Frankfurt – EZB-Chef Mario Draghi bereitet zum Ende seiner Amtszeit wegen den schwächeren Konjunkturaussichten noch einmal eine Lockerung der Geldpolitik vor. Die Währungshüter deuteten am Donnerstag in ihrem neuen Ausblick auch die Möglichkeit noch tieferer Schlüsselzinsen bis Mitte 2020 an. Das könnte auch Folgen für die Schweiz haben.
Bisher hatte die EZB prognostiziert, bis zu diesem Zeitpunkt nicht an den Schlüsselsätzen rütteln zu wollen. Auch neue Anleihenkäufe werden jetzt geprüft, ebenso wie ein Staffelsystem, um die Folgen der jahrelangen Strafzinsen für Banken abzumildern.
Die EZB erklärte, sie stehe bereit, alle Instrumente anzupassen, um ihr Inflationsziel von knapp zwei Prozent zu erreichen. Dieses verfehlt sie seit Jahren.
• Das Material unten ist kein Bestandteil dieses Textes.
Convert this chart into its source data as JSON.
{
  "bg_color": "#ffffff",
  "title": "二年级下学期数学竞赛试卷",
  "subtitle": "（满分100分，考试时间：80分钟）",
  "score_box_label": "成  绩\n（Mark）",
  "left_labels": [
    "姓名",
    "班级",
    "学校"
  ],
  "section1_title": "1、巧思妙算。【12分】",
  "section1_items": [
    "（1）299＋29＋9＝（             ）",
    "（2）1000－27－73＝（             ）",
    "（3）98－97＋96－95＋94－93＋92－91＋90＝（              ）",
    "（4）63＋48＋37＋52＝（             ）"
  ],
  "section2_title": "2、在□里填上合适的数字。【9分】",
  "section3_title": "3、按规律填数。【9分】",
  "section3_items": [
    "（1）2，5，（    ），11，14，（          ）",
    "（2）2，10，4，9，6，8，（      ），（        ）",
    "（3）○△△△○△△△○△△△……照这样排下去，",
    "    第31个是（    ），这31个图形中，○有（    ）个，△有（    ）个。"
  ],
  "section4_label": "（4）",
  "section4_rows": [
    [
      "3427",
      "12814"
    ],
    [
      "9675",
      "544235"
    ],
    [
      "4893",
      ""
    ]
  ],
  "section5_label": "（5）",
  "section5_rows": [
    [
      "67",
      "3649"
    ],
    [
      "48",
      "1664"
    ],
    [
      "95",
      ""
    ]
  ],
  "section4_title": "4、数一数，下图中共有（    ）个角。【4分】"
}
Der Leitzins zur Versorgung der Geschäftsbanken mit Geld blieb auf dem Rekordtief von 0,0 Prozent.
Zündschnur für geldpolitisches Feuerwerk
Draghi wird vermutlich der erste EZB-Präsident werden, unter dessen Führung die Euro-Notenbank kein einziges mal die Zinsen angehoben hat. Seine achtjährige Amtszeit bis Ende Oktober könnte damit so enden, wie sie begonnen hat: mit einer Zinssenkung. Iris Bethge, Hauptgeschäftsführerin des Bundesverbandes Öffentlicher Banken Deutschlands, sprach von der falschen Medizin, die nun auch noch länger verabreicht werde.
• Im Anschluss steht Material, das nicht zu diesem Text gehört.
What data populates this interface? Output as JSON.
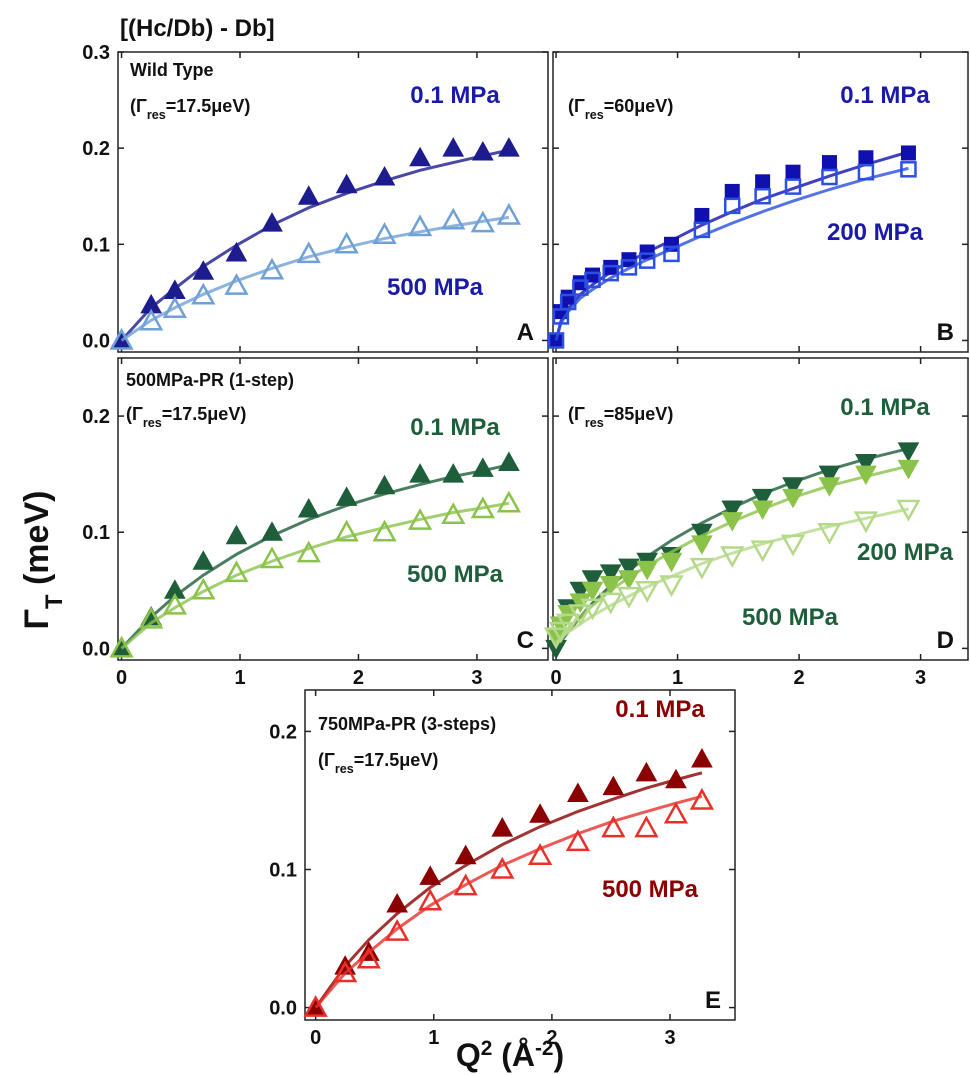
{
  "figure": {
    "title": "[(Hc/Db) - Db]",
    "y_label": [
      "Γ",
      "T",
      " (meV)"
    ],
    "x_label": [
      "Q",
      "2",
      " (Å",
      "-2",
      ")"
    ]
  },
  "chart_data": [
    {
      "type": "scatter",
      "label": "A",
      "title": "Wild Type",
      "note": [
        "(Γ",
        "res",
        "=17.5μeV)"
      ],
      "x": [
        0,
        0.25,
        0.45,
        0.69,
        0.97,
        1.27,
        1.58,
        1.9,
        2.22,
        2.52,
        2.8,
        3.05,
        3.27
      ],
      "xlim": [
        -0.03,
        3.6
      ],
      "ylim": [
        -0.012,
        0.3
      ],
      "xticks": [
        0,
        1,
        2,
        3
      ],
      "yticks": [
        {
          "value": 0,
          "label": "0.0"
        },
        0.1,
        0.2,
        0.3
      ],
      "xtick_labels": false,
      "ytick_labels": true,
      "series": [
        {
          "name": "0.1 MPa",
          "color": "#1c1c8e",
          "label_color": "#1a1aa8",
          "marker": "triangle-up",
          "filled": true,
          "values": [
            0,
            0.037,
            0.052,
            0.072,
            0.091,
            0.122,
            0.15,
            0.162,
            0.17,
            0.19,
            0.2,
            0.196,
            0.2
          ],
          "fit": [
            0,
            0.034,
            0.054,
            0.077,
            0.099,
            0.12,
            0.138,
            0.153,
            0.166,
            0.177,
            0.185,
            0.192,
            0.198
          ]
        },
        {
          "name": "500 MPa",
          "color": "#6fa0d6",
          "label_color": "#1a1aa8",
          "marker": "triangle-up",
          "filled": false,
          "values": [
            0,
            0.02,
            0.033,
            0.047,
            0.057,
            0.073,
            0.09,
            0.1,
            0.11,
            0.118,
            0.125,
            0.122,
            0.13
          ],
          "fit": [
            0,
            0.021,
            0.034,
            0.048,
            0.062,
            0.075,
            0.087,
            0.097,
            0.106,
            0.113,
            0.119,
            0.124,
            0.128
          ]
        }
      ]
    },
    {
      "type": "scatter",
      "label": "B",
      "note": [
        "(Γ",
        "res",
        "=60μeV)"
      ],
      "x": [
        0,
        0.04,
        0.1,
        0.2,
        0.3,
        0.45,
        0.6,
        0.75,
        0.95,
        1.2,
        1.45,
        1.7,
        1.95,
        2.25,
        2.55,
        2.9
      ],
      "xlim": [
        -0.025,
        3.39
      ],
      "ylim": [
        -0.012,
        0.3
      ],
      "xticks": [
        0,
        1,
        2,
        3
      ],
      "yticks": [
        {
          "value": 0,
          "label": "0.0"
        },
        0.1,
        0.2,
        0.3
      ],
      "xtick_labels": false,
      "ytick_labels": false,
      "series": [
        {
          "name": "0.1 MPa",
          "color": "#1010b0",
          "label_color": "#1a1aa8",
          "marker": "square",
          "filled": true,
          "values": [
            0,
            0.03,
            0.045,
            0.06,
            0.068,
            0.076,
            0.084,
            0.092,
            0.1,
            0.13,
            0.155,
            0.165,
            0.175,
            0.185,
            0.19,
            0.195
          ],
          "fit": [
            0,
            0.02,
            0.033,
            0.048,
            0.058,
            0.071,
            0.082,
            0.092,
            0.104,
            0.12,
            0.134,
            0.147,
            0.158,
            0.171,
            0.183,
            0.196
          ]
        },
        {
          "name": "200 MPa",
          "color": "#2a50e0",
          "label_color": "#1a1aa8",
          "marker": "square",
          "filled": false,
          "values": [
            0,
            0.025,
            0.04,
            0.055,
            0.063,
            0.07,
            0.076,
            0.083,
            0.09,
            0.115,
            0.14,
            0.15,
            0.16,
            0.17,
            0.175,
            0.178
          ],
          "fit": [
            0,
            0.018,
            0.03,
            0.044,
            0.053,
            0.065,
            0.075,
            0.084,
            0.095,
            0.109,
            0.122,
            0.134,
            0.145,
            0.157,
            0.168,
            0.179
          ]
        }
      ]
    },
    {
      "type": "scatter",
      "label": "C",
      "title": "500MPa-PR (1-step)",
      "note": [
        "(Γ",
        "res",
        "=17.5μeV)"
      ],
      "x": [
        0,
        0.25,
        0.45,
        0.69,
        0.97,
        1.27,
        1.58,
        1.9,
        2.22,
        2.52,
        2.8,
        3.05,
        3.27
      ],
      "xlim": [
        -0.03,
        3.6
      ],
      "ylim": [
        -0.01,
        0.25
      ],
      "xticks": [
        0,
        1,
        2,
        3
      ],
      "yticks": [
        {
          "value": 0,
          "label": "0.0"
        },
        0.1,
        0.2
      ],
      "xtick_labels": true,
      "ytick_labels": true,
      "series": [
        {
          "name": "0.1 MPa",
          "color": "#1e5e3a",
          "label_color": "#1e5e3a",
          "marker": "triangle-up",
          "filled": true,
          "values": [
            0,
            0.027,
            0.05,
            0.075,
            0.097,
            0.1,
            0.12,
            0.13,
            0.14,
            0.15,
            0.15,
            0.155,
            0.16
          ],
          "fit": [
            0,
            0.027,
            0.045,
            0.063,
            0.081,
            0.097,
            0.111,
            0.123,
            0.133,
            0.141,
            0.148,
            0.153,
            0.158
          ]
        },
        {
          "name": "500 MPa",
          "color": "#8bc34a",
          "label_color": "#1e5e3a",
          "marker": "triangle-up",
          "filled": false,
          "values": [
            0,
            0.025,
            0.037,
            0.05,
            0.065,
            0.077,
            0.082,
            0.1,
            0.1,
            0.11,
            0.115,
            0.12,
            0.125
          ],
          "fit": [
            0,
            0.022,
            0.035,
            0.049,
            0.063,
            0.075,
            0.086,
            0.096,
            0.104,
            0.111,
            0.117,
            0.121,
            0.125
          ]
        }
      ]
    },
    {
      "type": "scatter",
      "label": "D",
      "note": [
        "(Γ",
        "res",
        "=85μeV)"
      ],
      "x": [
        0,
        0.04,
        0.1,
        0.2,
        0.3,
        0.45,
        0.6,
        0.75,
        0.95,
        1.2,
        1.45,
        1.7,
        1.95,
        2.25,
        2.55,
        2.9
      ],
      "xlim": [
        -0.025,
        3.39
      ],
      "ylim": [
        -0.01,
        0.25
      ],
      "xticks": [
        0,
        1,
        2,
        3
      ],
      "yticks": [
        {
          "value": 0,
          "label": "0.0"
        },
        0.1,
        0.2
      ],
      "xtick_labels": true,
      "ytick_labels": false,
      "series": [
        {
          "name": "0.1 MPa",
          "color": "#1e5e3a",
          "label_color": "#1e5e3a",
          "marker": "triangle-down",
          "filled": true,
          "values": [
            0,
            0.02,
            0.035,
            0.05,
            0.06,
            0.065,
            0.07,
            0.075,
            0.08,
            0.1,
            0.12,
            0.13,
            0.14,
            0.15,
            0.16,
            0.17
          ],
          "fit": [
            0,
            0.006,
            0.014,
            0.027,
            0.039,
            0.054,
            0.067,
            0.079,
            0.093,
            0.108,
            0.121,
            0.133,
            0.143,
            0.154,
            0.163,
            0.172
          ]
        },
        {
          "name": "200 MPa",
          "color": "#8bc34a",
          "label_color": "#1e5e3a",
          "marker": "triangle-down",
          "filled": true,
          "values": [
            0.01,
            0.02,
            0.03,
            0.04,
            0.05,
            0.055,
            0.06,
            0.068,
            0.075,
            0.09,
            0.11,
            0.12,
            0.13,
            0.14,
            0.15,
            0.155
          ],
          "fit": [
            0.004,
            0.009,
            0.016,
            0.027,
            0.037,
            0.05,
            0.061,
            0.071,
            0.083,
            0.097,
            0.109,
            0.12,
            0.13,
            0.14,
            0.148,
            0.157
          ]
        },
        {
          "name": "500 MPa",
          "color": "#b5d98a",
          "label_color": "#1e5e3a",
          "marker": "triangle-down",
          "filled": false,
          "values": [
            0.01,
            0.015,
            0.022,
            0.03,
            0.035,
            0.04,
            0.045,
            0.05,
            0.055,
            0.07,
            0.08,
            0.085,
            0.09,
            0.1,
            0.11,
            0.12
          ],
          "fit": [
            0.005,
            0.009,
            0.014,
            0.021,
            0.028,
            0.037,
            0.045,
            0.053,
            0.062,
            0.073,
            0.082,
            0.09,
            0.097,
            0.105,
            0.112,
            0.12
          ]
        }
      ]
    },
    {
      "type": "scatter",
      "label": "E",
      "title": "750MPa-PR (3-steps)",
      "note": [
        "(Γ",
        "res",
        "=17.5μeV)"
      ],
      "x": [
        0,
        0.25,
        0.45,
        0.69,
        0.97,
        1.27,
        1.58,
        1.9,
        2.22,
        2.52,
        2.8,
        3.05,
        3.27
      ],
      "xlim": [
        -0.09,
        3.55
      ],
      "ylim": [
        -0.009,
        0.23
      ],
      "xticks": [
        0,
        1,
        2,
        3
      ],
      "yticks": [
        {
          "value": 0,
          "label": "0.0"
        },
        0.1,
        0.2
      ],
      "xtick_labels": true,
      "ytick_labels": true,
      "series": [
        {
          "name": "0.1 MPa",
          "color": "#8b0000",
          "label_color": "#8b0000",
          "marker": "triangle-up",
          "filled": true,
          "values": [
            0,
            0.03,
            0.04,
            0.075,
            0.095,
            0.11,
            0.13,
            0.14,
            0.155,
            0.16,
            0.17,
            0.165,
            0.18
          ],
          "fit": [
            0,
            0.03,
            0.049,
            0.068,
            0.087,
            0.103,
            0.118,
            0.131,
            0.142,
            0.151,
            0.159,
            0.165,
            0.17
          ]
        },
        {
          "name": "500 MPa",
          "color": "#e8302a",
          "label_color": "#8b0000",
          "marker": "triangle-up",
          "filled": false,
          "values": [
            0,
            0.025,
            0.035,
            0.055,
            0.077,
            0.088,
            0.1,
            0.11,
            0.12,
            0.13,
            0.13,
            0.14,
            0.15
          ],
          "fit": [
            0,
            0.025,
            0.04,
            0.057,
            0.074,
            0.089,
            0.103,
            0.115,
            0.126,
            0.135,
            0.142,
            0.148,
            0.153
          ]
        }
      ]
    }
  ]
}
An den Börsen wird damit gerechnet, dass die Währungshüter den sogenannten Einlagensatz im September weiter in den negativen Bereich drücken. Die Tür für neue Massnahmen sei «sperrangelweit» geöffnet worden, hiess etwa in einem Kommentar von Raiffeisen. Mario Draghi lege die Zündschnur für ein geldpolitisches Feuerwerk, schrieb die VP Bank. Schon seit 2014 müssen Geldhäuser Strafzinsen zahlen, wenn sie überschüssiges Kapital bei der EZB parkieren. Aktuell liegt der Satz bei minus 0,4 Prozent.
Die EZB hat zudem in den vergangenen Jahren Wertpapiere im Volumen von 2,6 Billionen Euro gekauft. Trotzdem lag die Teuerung im Juni nur bei 1,3 Prozent. Draghi hatte deswegen zuletzt bereits eine weitere Lockerung der Geldpolitik signalisiert, sollte die Inflation nicht anziehen. Die EZB treibt auch um, dass die Handelskonflikte die Stimmung in der Wirtschaft weiter eintrüben und die Konjunktur bremsen. Zudem sind viele Konzerne wegen der Brexit-Hängepartie verunsichert.
Euro-Franken-Kurs steigt
Auch nach vielen Jahren ist damit ein Ende der Krisenpolitik, wie sie vor allem in Deutschland gefordert wird, nicht absehbar. Mit entsprechenden Konsequenzen auch in der Schweiz: Denn die Schweizerische Nationalbank (SNB) hängt seit Jahren am Rockzipfel der europäischen Währungshüter. Sie kämpft mit Negativzinsen und Devisenmarkt gegen die Aufwertung des Frankens gegenüber dem Euro.
Anders als man vielleicht auf den ersten Blick hätte erwarten können, wertete sich der Franken angesichts der in Aussicht gestellten Lockerungen ab September jedoch gegenüber dem Euro nicht weiter auf. Im Gegenteil: Der Euro-Franken-Kurs schaffte es zurück auf die psychologisch wichtige Marke von 1,10 Franken, unter die er am Dienstag gefallen war.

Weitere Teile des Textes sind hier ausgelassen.